Nur-Pashi Kulayev lors de son procès le 19 mai 2006, à Vladikavkaz.

Nur-Pashi Kulayev lors de son procès le 19 mai 2006, à Vladikavkaz. - Kazbek Basayev - AFP

Par son bilan effroyable et le massacre d'enfants, ce drame avait durablement marqué les esprits. Au dixième anniversaire de cette prise d'otages et de l'assaut controversé ordonné par Vladimir Poutine, la chaîne Russia Today a diffusé un documentaire relatant certains propos du seul terroriste encore en vie.

La Russie commémore en ce 1er septembre les dix ans d'une effroyable tragédie. Celle de la prise d'otages de Beslan, une action terroriste menée en 2004 par des séparatistes tchétchènes dans une école de cette ville d'Ossétie-du-Nord-Alanie, au sud de la Russie. Après trois jours de siège, l'assaut avait été donné par les forces spéciales russes, sur ordre de Vladimir Poutine. Une initiative pour le moins controversée puisque le bilan officiel de ce coup de force s'élève à 334 morts, dont 186 enfants et 700 blessés.

Le pape François a, rapporte le quotidien italien Brescia cité La Croix, indirectement adressé lundi un message de soutien aux rescapés de ce drame et recevra la semaine prochaine l'évêque de cette ville à la population chrétienne orthodoxe. 

"Ni moi, ni personne d'autre n'aurait pu les sauver"

Ce n'est pourtant pas ce message d'apaisement qui fait le plus parler de lui ce lundi, mais les propos de Nur-Pashi Kulayev, seul terroriste survivant parmi la trentaine qui avaient participé à cette prise d'otages, que rapporte Russia Today dans un documentaire sur le sujet. "Je ne me sens pas coupable pour toutes ces femmes et ces enfants qui sont morts. Mais je peux dire que ni moi, ni personne d’autre n’aurait pu les sauver. Les décisions étaient prises par d’autres personnes", lâche-t-il à la chaîne de télévision russe. Selon lui, la responsabilité du massacre incombe à ses supérieurs.

"Je ne voudrais pas que mes enfants partagent mon sort"
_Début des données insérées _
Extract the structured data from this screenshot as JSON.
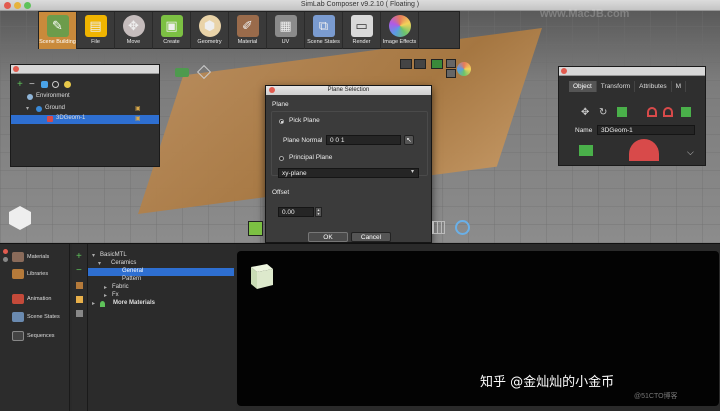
{
  "window": {
    "title": "SimLab Composer v9.2.10 ( Floating )"
  },
  "toolbar": {
    "items": [
      {
        "label": "Scene Building",
        "icon": "scene-building-icon",
        "color": "#6c9c4b",
        "active": true
      },
      {
        "label": "File",
        "icon": "folder-icon",
        "color": "#f0b400",
        "active": false
      },
      {
        "label": "Move",
        "icon": "move-icon",
        "color": "#c5bcbc",
        "active": false
      },
      {
        "label": "Create",
        "icon": "create-icon",
        "color": "#7cc043",
        "active": false
      },
      {
        "label": "Geometry",
        "icon": "geometry-icon",
        "color": "#e9d3a8",
        "active": false
      },
      {
        "label": "Material",
        "icon": "material-icon",
        "color": "#9a6b4b",
        "active": false
      },
      {
        "label": "UV",
        "icon": "uv-icon",
        "color": "#8b8b8b",
        "active": false
      },
      {
        "label": "Scene States",
        "icon": "scene-states-icon",
        "color": "#7a9bd0",
        "active": false
      },
      {
        "label": "Render",
        "icon": "render-icon",
        "color": "#d9d9d9",
        "active": false
      },
      {
        "label": "Image Effects",
        "icon": "image-effects-icon",
        "color": "#e67a5a",
        "active": false
      }
    ]
  },
  "scene_tree": {
    "rows": [
      {
        "label": "Environment"
      },
      {
        "label": "Ground"
      },
      {
        "label": "3DGeom-1"
      }
    ]
  },
  "dialog": {
    "title": "Plane Selection",
    "plane_heading": "Plane",
    "pick_plane_label": "Pick Plane",
    "plane_normal_label": "Plane Normal",
    "plane_normal_value": "0 0 1",
    "principal_plane_label": "Principal Plane",
    "principal_plane_value": "xy-plane",
    "offset_heading": "Offset",
    "offset_value": "0.00",
    "ok_label": "OK",
    "cancel_label": "Cancel"
  },
  "right_panel": {
    "tabs": [
      "Object",
      "Transform",
      "Attributes",
      "M"
    ],
    "name_label": "Name",
    "name_value": "3DGeom-1"
  },
  "sidebar": {
    "items": [
      {
        "label": "Materials",
        "icon": "materials-icon"
      },
      {
        "label": "Libraries",
        "icon": "libraries-icon"
      },
      {
        "label": "Animation",
        "icon": "animation-icon"
      },
      {
        "label": "Scene States",
        "icon": "scene-states-icon"
      },
      {
        "label": "Sequences",
        "icon": "sequences-icon"
      }
    ]
  },
  "library": {
    "rows": [
      {
        "label": "BasicMTL"
      },
      {
        "label": "Ceramics"
      },
      {
        "label": "General"
      },
      {
        "label": "Pattern"
      },
      {
        "label": "Fabric"
      },
      {
        "label": "Fx"
      },
      {
        "label": "More Materials"
      }
    ]
  },
  "watermarks": {
    "top": "www.MacJB.com",
    "zh": "知乎 @金灿灿的小金币",
    "blog": "@51CTO博客"
  }
}
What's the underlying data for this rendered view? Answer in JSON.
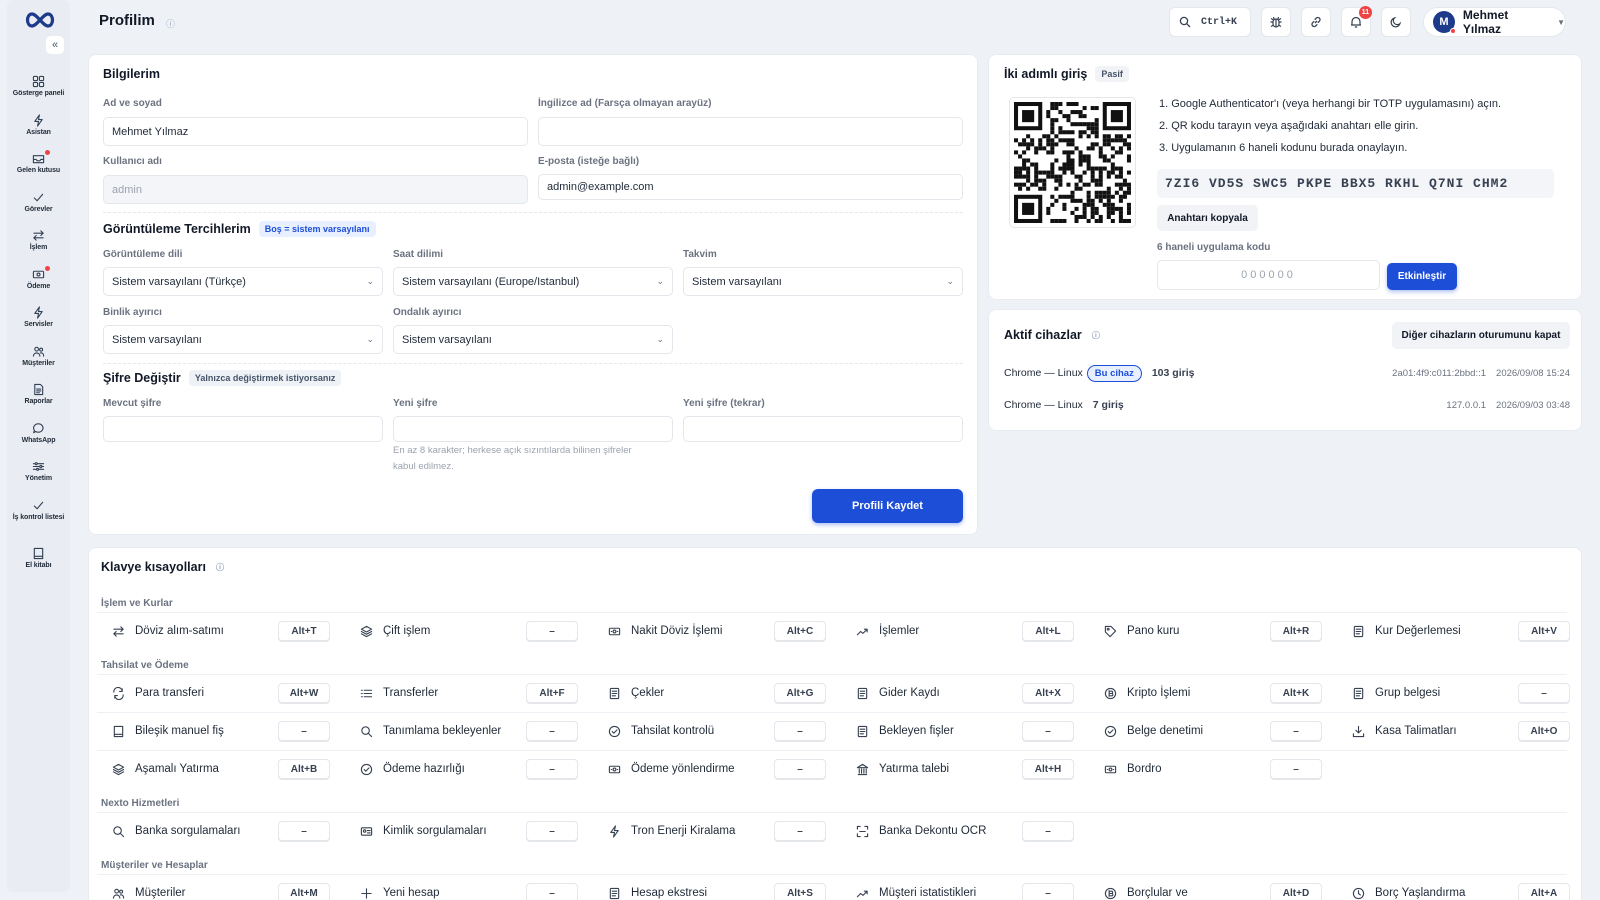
{
  "header": {
    "title": "Profilim",
    "search_hint": "Ctrl+K",
    "notif_count": "11",
    "user_initial": "M",
    "user_name": "Mehmet Yılmaz"
  },
  "sidebar": {
    "items": [
      {
        "label": "Gösterge paneli",
        "icon": "dashboard-icon"
      },
      {
        "label": "Asistan",
        "icon": "bolt-icon"
      },
      {
        "label": "Gelen kutusu",
        "icon": "inbox-icon"
      },
      {
        "label": "Görevler",
        "icon": "check-icon"
      },
      {
        "label": "İşlem",
        "icon": "swap-icon"
      },
      {
        "label": "Ödeme",
        "icon": "payment-icon"
      },
      {
        "label": "Servisler",
        "icon": "bolt-icon"
      },
      {
        "label": "Müşteriler",
        "icon": "users-icon"
      },
      {
        "label": "Raporlar",
        "icon": "report-icon"
      },
      {
        "label": "WhatsApp",
        "icon": "chat-icon"
      },
      {
        "label": "Yönetim",
        "icon": "sliders-icon"
      },
      {
        "label": "İş kontrol listesi",
        "icon": "check-icon"
      },
      {
        "label": "El kitabı",
        "icon": "book-icon"
      }
    ]
  },
  "profile": {
    "title": "Bilgilerim",
    "fullname_label": "Ad ve soyad",
    "fullname_value": "Mehmet Yılmaz",
    "english_label": "İngilizce ad (Farsça olmayan arayüz)",
    "english_value": "",
    "username_label": "Kullanıcı adı",
    "username_value": "admin",
    "email_label": "E-posta (isteğe bağlı)",
    "email_value": "admin@example.com",
    "prefs_title": "Görüntüleme Tercihlerim",
    "prefs_badge": "Boş = sistem varsayılanı",
    "lang_label": "Görüntüleme dili",
    "lang_value": "Sistem varsayılanı (Türkçe)",
    "tz_label": "Saat dilimi",
    "tz_value": "Sistem varsayılanı (Europe/Istanbul)",
    "cal_label": "Takvim",
    "cal_value": "Sistem varsayılanı",
    "thousand_label": "Binlik ayırıcı",
    "thousand_value": "Sistem varsayılanı",
    "decimal_label": "Ondalık ayırıcı",
    "decimal_value": "Sistem varsayılanı",
    "pw_title": "Şifre Değiştir",
    "pw_badge": "Yalnızca değiştirmek istiyorsanız",
    "current_pw_label": "Mevcut şifre",
    "new_pw_label": "Yeni şifre",
    "new_pw2_label": "Yeni şifre (tekrar)",
    "pw_hint_1": "En az 8 karakter; herkese açık sızıntılarda bilinen şifreler",
    "pw_hint_2": "kabul edilmez.",
    "save_label": "Profili Kaydet"
  },
  "twofa": {
    "title": "İki adımlı giriş",
    "status": "Pasif",
    "step1": "1. Google Authenticator'ı (veya herhangi bir TOTP uygulamasını) açın.",
    "step2": "2. QR kodu tarayın veya aşağıdaki anahtarı elle girin.",
    "step3": "3. Uygulamanın 6 haneli kodunu burada onaylayın.",
    "secret": "7ZI6 VD5S SWC5 PKPE BBX5 RKHL Q7NI CHM2",
    "copy_label": "Anahtarı kopyala",
    "code_label": "6 haneli uygulama kodu",
    "code_placeholder": "000000",
    "activate_label": "Etkinleştir"
  },
  "devices": {
    "title": "Aktif cihazlar",
    "logout_label": "Diğer cihazların oturumunu kapat",
    "rows": [
      {
        "name": "Chrome — Linux",
        "badge": "Bu cihaz",
        "logins": "103 giriş",
        "ip": "2a01:4f9:c011:2bbd::1",
        "time": "2026/09/08 15:24"
      },
      {
        "name": "Chrome — Linux",
        "badge": "",
        "logins": "7 giriş",
        "ip": "127.0.0.1",
        "time": "2026/09/03 03:48"
      }
    ]
  },
  "shortcuts": {
    "title": "Klavye kısayolları",
    "categories": [
      {
        "name": "İşlem ve Kurlar",
        "rows": [
          [
            {
              "label": "Döviz alım-satımı",
              "key": "Alt+T",
              "icon": "swap-icon"
            },
            {
              "label": "Çift işlem",
              "key": "–",
              "icon": "layers-icon"
            },
            {
              "label": "Nakit Döviz İşlemi",
              "key": "Alt+C",
              "icon": "cash-icon"
            },
            {
              "label": "İşlemler",
              "key": "Alt+L",
              "icon": "trend-icon"
            },
            {
              "label": "Pano kuru",
              "key": "Alt+R",
              "icon": "tag-icon"
            },
            {
              "label": "Kur Değerlemesi",
              "key": "Alt+V",
              "icon": "doc-icon"
            }
          ]
        ]
      },
      {
        "name": "Tahsilat ve Ödeme",
        "rows": [
          [
            {
              "label": "Para transferi",
              "key": "Alt+W",
              "icon": "transfer-icon"
            },
            {
              "label": "Transferler",
              "key": "Alt+F",
              "icon": "list-icon"
            },
            {
              "label": "Çekler",
              "key": "Alt+G",
              "icon": "doc-icon"
            },
            {
              "label": "Gider Kaydı",
              "key": "Alt+X",
              "icon": "doc-icon"
            },
            {
              "label": "Kripto İşlemi",
              "key": "Alt+K",
              "icon": "crypto-icon"
            },
            {
              "label": "Grup belgesi",
              "key": "–",
              "icon": "doc-icon"
            }
          ],
          [
            {
              "label": "Bileşik manuel fiş",
              "key": "–",
              "icon": "book-icon"
            },
            {
              "label": "Tanımlama bekleyenler",
              "key": "–",
              "icon": "search-icon"
            },
            {
              "label": "Tahsilat kontrolü",
              "key": "–",
              "icon": "checkcircle-icon"
            },
            {
              "label": "Bekleyen fişler",
              "key": "–",
              "icon": "doc-icon"
            },
            {
              "label": "Belge denetimi",
              "key": "–",
              "icon": "checkcircle-icon"
            },
            {
              "label": "Kasa Talimatları",
              "key": "Alt+O",
              "icon": "download-icon"
            }
          ],
          [
            {
              "label": "Aşamalı Yatırma",
              "key": "Alt+B",
              "icon": "layers-icon"
            },
            {
              "label": "Ödeme hazırlığı",
              "key": "–",
              "icon": "checkcircle-icon"
            },
            {
              "label": "Ödeme yönlendirme",
              "key": "–",
              "icon": "cash-icon"
            },
            {
              "label": "Yatırma talebi",
              "key": "Alt+H",
              "icon": "bank-icon"
            },
            {
              "label": "Bordro",
              "key": "–",
              "icon": "cash-icon"
            }
          ]
        ]
      },
      {
        "name": "Nexto Hizmetleri",
        "rows": [
          [
            {
              "label": "Banka sorgulamaları",
              "key": "–",
              "icon": "search-icon"
            },
            {
              "label": "Kimlik sorgulamaları",
              "key": "–",
              "icon": "idcard-icon"
            },
            {
              "label": "Tron Enerji Kiralama",
              "key": "–",
              "icon": "bolt-icon"
            },
            {
              "label": "Banka Dekontu OCR",
              "key": "–",
              "icon": "scan-icon"
            }
          ]
        ]
      },
      {
        "name": "Müşteriler ve Hesaplar",
        "rows": [
          [
            {
              "label": "Müşteriler",
              "key": "Alt+M",
              "icon": "users-icon"
            },
            {
              "label": "Yeni hesap",
              "key": "–",
              "icon": "plus-icon"
            },
            {
              "label": "Hesap ekstresi",
              "key": "Alt+S",
              "icon": "doc-icon"
            },
            {
              "label": "Müşteri istatistikleri",
              "key": "–",
              "icon": "trend-icon"
            },
            {
              "label": "Borçlular ve",
              "key": "Alt+D",
              "icon": "crypto-icon"
            },
            {
              "label": "Borç Yaşlandırma",
              "key": "Alt+A",
              "icon": "clock-icon"
            }
          ]
        ]
      }
    ]
  }
}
Face à la douleur des familles des victimes, Nur-Pashi Kulayev assume pleinement cette ligne de défense. Refusant de répondre aux lettres que lui ont adressées plusieurs mères de victimes, il livre néanmoins cette réaction devant la caméra: "Une femme m’a demandé si je voulais que mes enfants soient comme moi. J’aimerais vraiment qu’ils soient comme moi, bien sûr. Mais je ne veux pas qu’ils partagent mon sort. Je ne le voudrais pas. Mais je ne serais heureux que s’ils sont vraiment comme moi".

L'ex-terroriste, qui a vu sa condamnation à mort commuée en prison à vie est détenu dans une prison de haute sécurité, un ancien monastère situé sur l'île de Ognenny Ostrov, à 400 kilomètres au nord de Moscou.